Development royalties and intergenerational inequity

In response to Maxime Pedneaud-Jobin’s column on city development fees, “A fee of $5,000 per door? It is not enough ! “, published on February 17


In the February 17 column, we can read that development royalties “make developers scream, but […] should delight citizens, environmentalists, urban planners and taxpayers”.

As part of all these categories, we would like to point out our strong disagreement with the preconceived ideas that circulate about development royalties. It should be remembered that an unprecedented housing crisis is currently raging and that this is generating poverty, distress and negative externalities for society.

When we read: […] making growth pay for growth, agreeing to pay the real costs of urban development, that’s what we should have done a long time ago”, we answer: unfortunately, yes!

For 60 years, growth was not self-financing. Real estate developments subsidize aging infrastructure that has benefited residents of the previous generation of previous real estate developments. Over decades, municipal budgets then turn red. This widespread mechanism in North America is rightly compared to a Ponzi scheme by some thinkers, including those at the think tank Strong Towns.

The suburbs of Quebec have developed with monofunctional bungalow neighborhoods with streets wide enough for three fire trucks without ever calculating the cost of these assets over their life cycle. The municipal fiscal imbalance has been the subject of discussions between the cities and the province for decades. It becomes easy to grant cities the power to demand a development fee. It’s called shoveling the problem into the neighbor’s yard.

For new households, today, interest rates are at their ceiling, the Canada Mortgage and Housing Corporation (CMHC) is constantly tightening the rules, purchasing power is falling, all budget items are suffering inflation, the social safety net has crumbled, all in a context of an aging population. Now, we are making housing unaffordable, both for rent and for purchase.

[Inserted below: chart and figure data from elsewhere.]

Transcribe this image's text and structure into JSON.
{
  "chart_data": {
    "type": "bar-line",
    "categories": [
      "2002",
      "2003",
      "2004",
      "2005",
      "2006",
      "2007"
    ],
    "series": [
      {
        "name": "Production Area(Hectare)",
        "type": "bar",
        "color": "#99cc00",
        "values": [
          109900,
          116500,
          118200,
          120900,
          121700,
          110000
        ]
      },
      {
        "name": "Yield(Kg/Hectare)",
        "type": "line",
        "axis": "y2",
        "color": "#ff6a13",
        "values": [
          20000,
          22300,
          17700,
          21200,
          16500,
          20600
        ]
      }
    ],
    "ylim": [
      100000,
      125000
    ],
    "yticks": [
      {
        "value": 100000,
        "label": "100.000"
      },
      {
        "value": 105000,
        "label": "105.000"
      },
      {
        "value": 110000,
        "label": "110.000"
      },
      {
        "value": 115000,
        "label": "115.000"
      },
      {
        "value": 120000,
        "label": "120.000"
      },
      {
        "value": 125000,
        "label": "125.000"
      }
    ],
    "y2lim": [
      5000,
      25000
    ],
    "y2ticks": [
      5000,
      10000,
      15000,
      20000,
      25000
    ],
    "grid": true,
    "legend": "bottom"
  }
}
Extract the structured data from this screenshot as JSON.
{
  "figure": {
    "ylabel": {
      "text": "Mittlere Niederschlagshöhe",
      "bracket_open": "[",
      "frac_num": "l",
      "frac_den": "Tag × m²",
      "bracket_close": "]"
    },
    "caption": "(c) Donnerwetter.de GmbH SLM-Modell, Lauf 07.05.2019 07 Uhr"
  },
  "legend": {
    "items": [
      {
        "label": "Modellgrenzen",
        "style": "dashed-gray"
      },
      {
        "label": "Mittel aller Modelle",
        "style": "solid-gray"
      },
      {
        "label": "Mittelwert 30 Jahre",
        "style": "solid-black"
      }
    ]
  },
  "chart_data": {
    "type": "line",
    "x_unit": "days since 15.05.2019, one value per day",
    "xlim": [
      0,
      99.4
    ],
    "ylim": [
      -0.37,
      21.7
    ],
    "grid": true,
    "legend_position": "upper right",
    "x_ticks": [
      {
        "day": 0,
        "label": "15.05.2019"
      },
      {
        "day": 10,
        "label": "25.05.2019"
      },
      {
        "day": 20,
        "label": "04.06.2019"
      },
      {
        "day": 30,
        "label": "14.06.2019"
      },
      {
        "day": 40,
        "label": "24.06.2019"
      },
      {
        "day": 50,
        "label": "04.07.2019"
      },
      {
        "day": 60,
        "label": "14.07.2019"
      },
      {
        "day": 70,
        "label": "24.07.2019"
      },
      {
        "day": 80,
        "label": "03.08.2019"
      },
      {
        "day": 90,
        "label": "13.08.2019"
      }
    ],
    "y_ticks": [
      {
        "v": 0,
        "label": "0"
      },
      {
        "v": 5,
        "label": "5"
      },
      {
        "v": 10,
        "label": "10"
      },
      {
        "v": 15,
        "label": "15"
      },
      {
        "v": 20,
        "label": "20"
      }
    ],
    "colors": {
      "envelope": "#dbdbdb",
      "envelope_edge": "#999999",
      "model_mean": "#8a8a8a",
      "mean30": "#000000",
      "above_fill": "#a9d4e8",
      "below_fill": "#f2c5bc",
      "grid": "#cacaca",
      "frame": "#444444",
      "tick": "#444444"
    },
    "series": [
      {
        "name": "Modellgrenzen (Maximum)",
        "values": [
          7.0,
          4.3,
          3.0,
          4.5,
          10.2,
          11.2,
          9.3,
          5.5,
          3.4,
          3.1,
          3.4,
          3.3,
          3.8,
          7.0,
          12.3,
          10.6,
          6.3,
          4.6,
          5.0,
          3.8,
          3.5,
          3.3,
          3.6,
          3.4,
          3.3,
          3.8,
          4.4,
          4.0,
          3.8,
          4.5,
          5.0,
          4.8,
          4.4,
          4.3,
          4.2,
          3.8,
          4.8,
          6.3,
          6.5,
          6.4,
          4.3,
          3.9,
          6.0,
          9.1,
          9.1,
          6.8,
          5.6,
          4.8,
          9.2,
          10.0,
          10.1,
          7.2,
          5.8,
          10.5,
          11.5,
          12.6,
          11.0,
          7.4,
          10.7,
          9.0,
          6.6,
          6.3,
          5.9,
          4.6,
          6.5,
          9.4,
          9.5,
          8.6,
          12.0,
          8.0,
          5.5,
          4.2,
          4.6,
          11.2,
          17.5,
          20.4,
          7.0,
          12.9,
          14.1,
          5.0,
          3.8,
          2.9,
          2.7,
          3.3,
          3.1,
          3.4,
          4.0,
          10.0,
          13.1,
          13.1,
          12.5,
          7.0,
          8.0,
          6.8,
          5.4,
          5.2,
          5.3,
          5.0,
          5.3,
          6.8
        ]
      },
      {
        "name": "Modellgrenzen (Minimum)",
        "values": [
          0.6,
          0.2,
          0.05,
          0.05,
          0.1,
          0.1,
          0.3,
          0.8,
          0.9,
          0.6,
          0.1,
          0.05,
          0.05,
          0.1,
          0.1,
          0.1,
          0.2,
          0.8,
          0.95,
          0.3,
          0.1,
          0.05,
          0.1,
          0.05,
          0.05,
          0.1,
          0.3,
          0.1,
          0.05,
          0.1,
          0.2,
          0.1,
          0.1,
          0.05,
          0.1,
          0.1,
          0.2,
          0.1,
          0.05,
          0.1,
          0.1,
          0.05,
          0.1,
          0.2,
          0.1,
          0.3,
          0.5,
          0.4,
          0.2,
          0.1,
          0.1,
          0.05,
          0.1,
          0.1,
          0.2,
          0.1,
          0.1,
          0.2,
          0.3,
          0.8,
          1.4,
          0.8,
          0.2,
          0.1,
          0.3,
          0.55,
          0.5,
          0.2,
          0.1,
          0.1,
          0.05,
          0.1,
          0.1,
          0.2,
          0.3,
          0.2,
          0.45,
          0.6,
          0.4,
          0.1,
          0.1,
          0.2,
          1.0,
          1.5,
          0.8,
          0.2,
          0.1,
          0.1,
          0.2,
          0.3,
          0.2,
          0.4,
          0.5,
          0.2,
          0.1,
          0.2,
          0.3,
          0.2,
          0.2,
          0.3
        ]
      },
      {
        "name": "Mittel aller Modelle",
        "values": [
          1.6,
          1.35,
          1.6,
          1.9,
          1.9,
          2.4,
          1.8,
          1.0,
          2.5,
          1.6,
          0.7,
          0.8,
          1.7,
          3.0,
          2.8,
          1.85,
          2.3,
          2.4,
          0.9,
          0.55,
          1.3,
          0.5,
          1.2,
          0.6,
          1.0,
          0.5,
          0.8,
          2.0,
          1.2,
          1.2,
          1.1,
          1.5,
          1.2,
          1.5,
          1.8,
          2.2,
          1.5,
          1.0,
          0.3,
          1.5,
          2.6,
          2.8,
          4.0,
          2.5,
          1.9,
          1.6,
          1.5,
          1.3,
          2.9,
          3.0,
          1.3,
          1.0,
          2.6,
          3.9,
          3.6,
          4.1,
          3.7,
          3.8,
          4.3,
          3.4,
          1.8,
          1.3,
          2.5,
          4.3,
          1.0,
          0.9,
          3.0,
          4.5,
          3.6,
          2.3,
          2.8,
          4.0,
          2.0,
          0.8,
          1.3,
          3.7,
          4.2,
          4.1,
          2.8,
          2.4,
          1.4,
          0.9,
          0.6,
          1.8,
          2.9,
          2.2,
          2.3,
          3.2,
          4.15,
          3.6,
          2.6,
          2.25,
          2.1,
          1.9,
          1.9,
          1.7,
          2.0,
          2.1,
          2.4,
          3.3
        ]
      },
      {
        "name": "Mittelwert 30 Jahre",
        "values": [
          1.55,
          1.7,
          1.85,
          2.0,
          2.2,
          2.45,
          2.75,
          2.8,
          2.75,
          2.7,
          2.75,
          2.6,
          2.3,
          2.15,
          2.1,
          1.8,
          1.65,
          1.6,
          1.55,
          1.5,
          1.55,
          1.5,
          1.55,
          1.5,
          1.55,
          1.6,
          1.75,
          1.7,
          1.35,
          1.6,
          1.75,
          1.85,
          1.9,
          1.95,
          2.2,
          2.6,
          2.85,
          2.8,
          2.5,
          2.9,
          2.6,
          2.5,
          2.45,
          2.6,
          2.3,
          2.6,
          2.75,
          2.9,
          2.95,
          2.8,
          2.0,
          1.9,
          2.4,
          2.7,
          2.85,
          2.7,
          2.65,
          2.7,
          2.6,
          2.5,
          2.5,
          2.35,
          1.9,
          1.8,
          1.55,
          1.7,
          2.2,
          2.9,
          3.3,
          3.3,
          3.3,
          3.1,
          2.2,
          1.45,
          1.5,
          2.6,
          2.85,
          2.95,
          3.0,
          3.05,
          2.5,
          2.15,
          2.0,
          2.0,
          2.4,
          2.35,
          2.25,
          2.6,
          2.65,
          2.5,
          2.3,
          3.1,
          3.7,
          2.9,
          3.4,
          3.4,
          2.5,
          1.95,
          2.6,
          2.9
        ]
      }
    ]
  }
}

However, housing is a basic need, a fundamental good.

We remember that according to the CMHC, we should build 620,000 additional housing units in Quebec by 2030. To achieve this, we would have to double the pace of construction, we were told in 2022. Hell is paved with good intentions, the saying goes.

And if we want to put the promoters on trial, it should be mentioned that they are not all equal and that all projects are not profitable at the same level. This job comes with taking risks and responsibilities that few individuals could tolerate. As proof, if it were a cakewalk, the public sector would have built the long-awaited social housing long ago. The goal is not to cry over the fate of developers, but to be aware that by requiring a REM contribution, a fee, an assignment for the purpose of parks or parking, the construction of infrastructure while requiring architectural quality , zero emissions, etc., it is logical and expected that all of these costs influence ultimately the affordability of new housing units.

Also, density is taxed while the corpus of good practices in urban planning indicates ease. As a reminder, building dense and compact is already an environmental gesture even if the building is not certified green organic gluten-free herbal tea.

Another element to keep in mind is that the addition of financial constraints favors large promoters with large capital. Very quickly, we could see the emergence of a real estate oligopoly. What is generally not profitable for the citizen reduced to the role of consumer.

Previous generations sailed by sight of the nose and with empty talk about climate change that current generations inherit against their will. For the question of housing, it’s the same thing, the future impacts will also be very real.